Luckily, you don’t need to simply endure that pain. There are some pretty effective home remedies that could relieve you some of the pain.
You can use ice packs right after the workout but also a couple of days after it. The usual recommendation is to hold ice packs 15-20 minutes, three times a day tops. In case you feel you could really use ice packs but you don’t have them at home at the moment, frozen vegetables will do the trick.
In case you’re feeling sore all over your body but you’re also tough, you could try dipping yourself into an ice bath, which should be half-filled with chilly water and containing ice. It will be really hard at the first several seconds to hold on, but try to stay in the bath for at least 30 seconds, but no more than 60. Repeat it a couple of times, but don’t forget to keep your head and chest above the water.
Epsom salt is easy to get and very effective when it comes to relieving the pain from soring muscles. It’s made of magnesium sulfate, which relaxes your muscles and eases the pain. Combined with warm water, the salt and the magnesium in it will help the swelling decrease by removing the excess fluid from the muscles. Pour one or two cups of Epsom salt into a warm bath. Soak in it for at least 20 minutes or until the water cools down to the room temperature. Depending on the intensity of soreness, you may have to repeat the process three times a week or even more.
Sour Cherry Juice
As tart cherries have great anti-inflammatory properties, they can be of great help after a strenuous workout. Anthocyanins in cherries deal with muscle damage and inflammation in them, in short, they help your muscles recover.
A massage feels good even if you don’t have any pains. But when your muscles are sore, a good rub will do you well. Massaging the painful parts of your body will stimulate white blood cells to fight the swelling but also to ease the pain. You can also use certain objects and massage your body actively. You can simply buy gym equipment online for this and massage your body with, for example, foam fillers. You should gently roll over the roller and apply medium pressure – just as long as it feels good. This type of massage will decrease the level of stiffness in the muscles and increase circulation.
Apple Cider Vinegar
This type of vinegar has excellent alkalizing and anti-inflammatory properties that can both reduce inflammation and the soreness. You can fill the bath with warm water and add two cups of apple cider vinegar. Soak in it for 20 minutes.
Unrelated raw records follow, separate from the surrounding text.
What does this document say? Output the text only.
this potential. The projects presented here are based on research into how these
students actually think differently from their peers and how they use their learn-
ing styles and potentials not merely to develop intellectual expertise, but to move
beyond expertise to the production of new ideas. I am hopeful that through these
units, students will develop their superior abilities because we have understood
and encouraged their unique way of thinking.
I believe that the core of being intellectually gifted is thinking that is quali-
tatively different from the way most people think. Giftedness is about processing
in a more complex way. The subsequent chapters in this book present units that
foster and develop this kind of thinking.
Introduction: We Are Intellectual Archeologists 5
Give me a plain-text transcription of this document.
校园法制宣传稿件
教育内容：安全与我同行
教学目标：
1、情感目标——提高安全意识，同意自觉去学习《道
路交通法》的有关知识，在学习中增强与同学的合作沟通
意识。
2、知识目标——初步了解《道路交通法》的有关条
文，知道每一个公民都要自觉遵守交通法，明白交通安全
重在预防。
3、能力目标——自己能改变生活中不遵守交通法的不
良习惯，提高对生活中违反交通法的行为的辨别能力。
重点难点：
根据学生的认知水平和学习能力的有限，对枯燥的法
The alternative is to drink a glass of warm water where you previously added one tablespoon of vinegar and a teaspoon of honey.
Another great anti-inflammatory food. Actually, it’s a yellow spice that’s also a good pain reliever if you also have aching joints. You can drink a turmeric late by adding a teaspoon of turmeric to a cup of milk of any type (almond, coconut, etc.) and add more flavor with ground ginger and vanilla essence. Stir it well and warm it up before you drink it.
Another powerful spice excellent for reducing the inflammation in muscles after a hard workout and reducing the pain. You can make yourself a drink with lemon and ginger. First, peel a fresh ginger and slice it. Next, add it to a cup of hot water (it should be boiled before you add ginger). Squeeze a bit of lemon into it and, if you like, add a teaspoon of honey.
An intense workout will definitely have some consequences for your body. Still, as long as you don’t go overboard with the exercise to the point of injury, these home remedies will be very useful if you want to help your muscles recover fast.